1. Field of the Invention
The present invention is generally related to a method for attaching a first conductor, such as a copper component, to a second conductor, such as a component made of a ferrous alloy, and, more particularly, for welding a stranded copper wire lead to an electrical conductor extending from an electronic device.
2. Description of the Prior Art
Several ways for attaching a conductor, such as a stranded wire lead or a solid wire lead, to a terminal post are well known. One method comprises the steps of stripping a length of insulation from the wire to expose the metal strands, tinning the wire by dipping the metal strands at the stripped end in a suitable flux, immersing the stripped end in molten solder, wrapping the tinned lead around a terminal post to make a secure mechanical connection and applying heat and a flux-core solder to the connection until the joint is completely covered. The joint is then permitted to cool so that the molten solder solidifies. Finally, the joint is cleaned to remove the excess flux by using a solvent solution. Typically the solvent solution is a chlorinated fluorocarbon or a flammable organic.

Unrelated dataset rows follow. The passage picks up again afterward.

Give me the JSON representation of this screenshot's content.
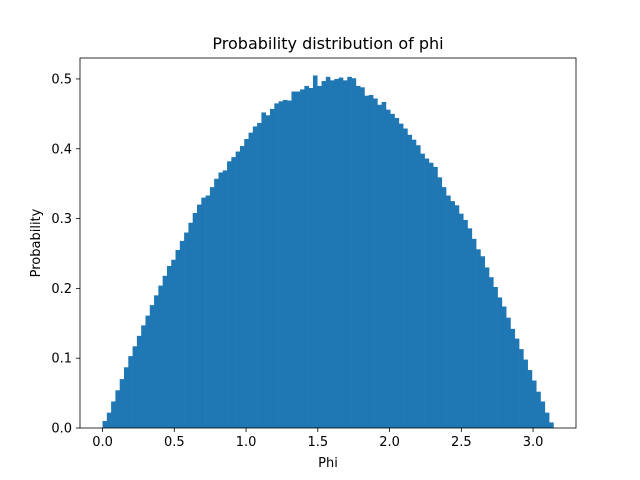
{
  "chart_data": {
    "type": "bar",
    "title": "Probability distribution of phi",
    "xlabel": "Phi",
    "ylabel": "Probability",
    "xlim": [
      -0.157,
      3.299
    ],
    "ylim": [
      0,
      0.53
    ],
    "xticks": [
      "0.0",
      "0.5",
      "1.0",
      "1.5",
      "2.0",
      "2.5",
      "3.0"
    ],
    "yticks": [
      "0.0",
      "0.1",
      "0.2",
      "0.3",
      "0.4",
      "0.5"
    ],
    "bin_range": [
      0,
      3.1416
    ],
    "grid": false,
    "legend": false,
    "color": "#1f77b4",
    "values": [
      0.01,
      0.022,
      0.038,
      0.054,
      0.07,
      0.087,
      0.103,
      0.117,
      0.132,
      0.147,
      0.161,
      0.176,
      0.19,
      0.204,
      0.218,
      0.232,
      0.241,
      0.255,
      0.268,
      0.28,
      0.294,
      0.308,
      0.32,
      0.33,
      0.333,
      0.345,
      0.357,
      0.366,
      0.369,
      0.382,
      0.388,
      0.396,
      0.404,
      0.414,
      0.423,
      0.432,
      0.437,
      0.452,
      0.448,
      0.457,
      0.465,
      0.468,
      0.47,
      0.469,
      0.482,
      0.482,
      0.485,
      0.49,
      0.487,
      0.505,
      0.49,
      0.497,
      0.503,
      0.498,
      0.5,
      0.502,
      0.498,
      0.503,
      0.501,
      0.49,
      0.488,
      0.476,
      0.477,
      0.472,
      0.463,
      0.467,
      0.456,
      0.45,
      0.444,
      0.436,
      0.429,
      0.42,
      0.413,
      0.405,
      0.393,
      0.386,
      0.38,
      0.374,
      0.359,
      0.345,
      0.333,
      0.325,
      0.319,
      0.307,
      0.298,
      0.286,
      0.271,
      0.256,
      0.246,
      0.23,
      0.216,
      0.202,
      0.187,
      0.174,
      0.158,
      0.142,
      0.128,
      0.113,
      0.098,
      0.083,
      0.068,
      0.052,
      0.038,
      0.022,
      0.008
    ]
  }
}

In certain situations, limited space between the terminals precludes the wrapping of the stranded wire around the terminal to make a secure mechanical connection. In situations when space is not available to wrap the wire around the terminal, a lap joint is sometimes used. Typically the mechanical and electrical suitability of this type of lap joint is very dependent on operator skills and the results can therefore be very unpredictable.

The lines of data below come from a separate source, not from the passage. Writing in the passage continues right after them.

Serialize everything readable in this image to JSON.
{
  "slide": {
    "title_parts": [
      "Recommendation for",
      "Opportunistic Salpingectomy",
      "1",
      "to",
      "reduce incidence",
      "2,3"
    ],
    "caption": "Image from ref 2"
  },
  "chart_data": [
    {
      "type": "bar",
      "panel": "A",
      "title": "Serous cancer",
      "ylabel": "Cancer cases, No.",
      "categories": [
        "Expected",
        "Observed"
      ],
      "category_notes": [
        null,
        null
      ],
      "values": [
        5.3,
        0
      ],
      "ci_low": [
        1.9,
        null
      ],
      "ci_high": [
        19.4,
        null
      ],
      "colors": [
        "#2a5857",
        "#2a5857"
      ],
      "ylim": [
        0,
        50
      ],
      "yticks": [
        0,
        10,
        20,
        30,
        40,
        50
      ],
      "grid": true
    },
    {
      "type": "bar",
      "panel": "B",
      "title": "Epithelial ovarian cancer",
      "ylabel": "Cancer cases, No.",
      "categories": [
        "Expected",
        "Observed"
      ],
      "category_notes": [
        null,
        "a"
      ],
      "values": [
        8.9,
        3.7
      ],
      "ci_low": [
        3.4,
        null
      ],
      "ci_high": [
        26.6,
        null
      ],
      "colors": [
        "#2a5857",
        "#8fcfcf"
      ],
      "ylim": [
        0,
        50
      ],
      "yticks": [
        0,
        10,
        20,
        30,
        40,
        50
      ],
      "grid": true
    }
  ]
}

One possible way to overcome the deficiencies of a soldered joint is to use a resistance weld technique. However, as is well known to those skilled in the art, resistance welding of stranded wire to a terminal post is difficult because of the characteristics of the materials involved. For example, the stranded wire is frequently made of tin plated copper. When exposed to high temperatures, the tin plating evaporates and forms blow holes which result in undesirable porosity within the joint. Another serious problem involves the relative thermal and electrical characteristics of copper and ferrous alloys such as Alloy 42 or Kovar. Alloy 42 is 58% iron and 42% nickel while Kovar also comprises 7% cobalt. These alloys differ significantly from that of copper in their physical and electrical properties. More specifically, the relative resistivity of the ferrous alloys, which are typically used for electrical terminals, is higher than that of copper and the thermal conductivity of these ferrous alloys is lower. The ferrous alloy has a higher melting point than copper, but the higher resistance of the alloy causes it to heat in response to an electric current while the copper, because of its low resistivity, does not experience an equivalent temperature rise. Therefore, the ferrous alloy melts and collapses before the copper reaches its melting point. As a result, the high temperature normally used during welding procedures usually melts the ferrous allow with virtually no change to the copper component. Another problem with processes like those described above is that the pressure applied by a welding electrode sometimes unravels the stranded wire during the welding process. This results in some of the strands not being included within the weld joint.
In view of these problems, it would be significantly beneficial if a welding process could be devised to avoid the problems described above and result in a secure joint between copper strands and a lead terminal made of a ferrous alloy.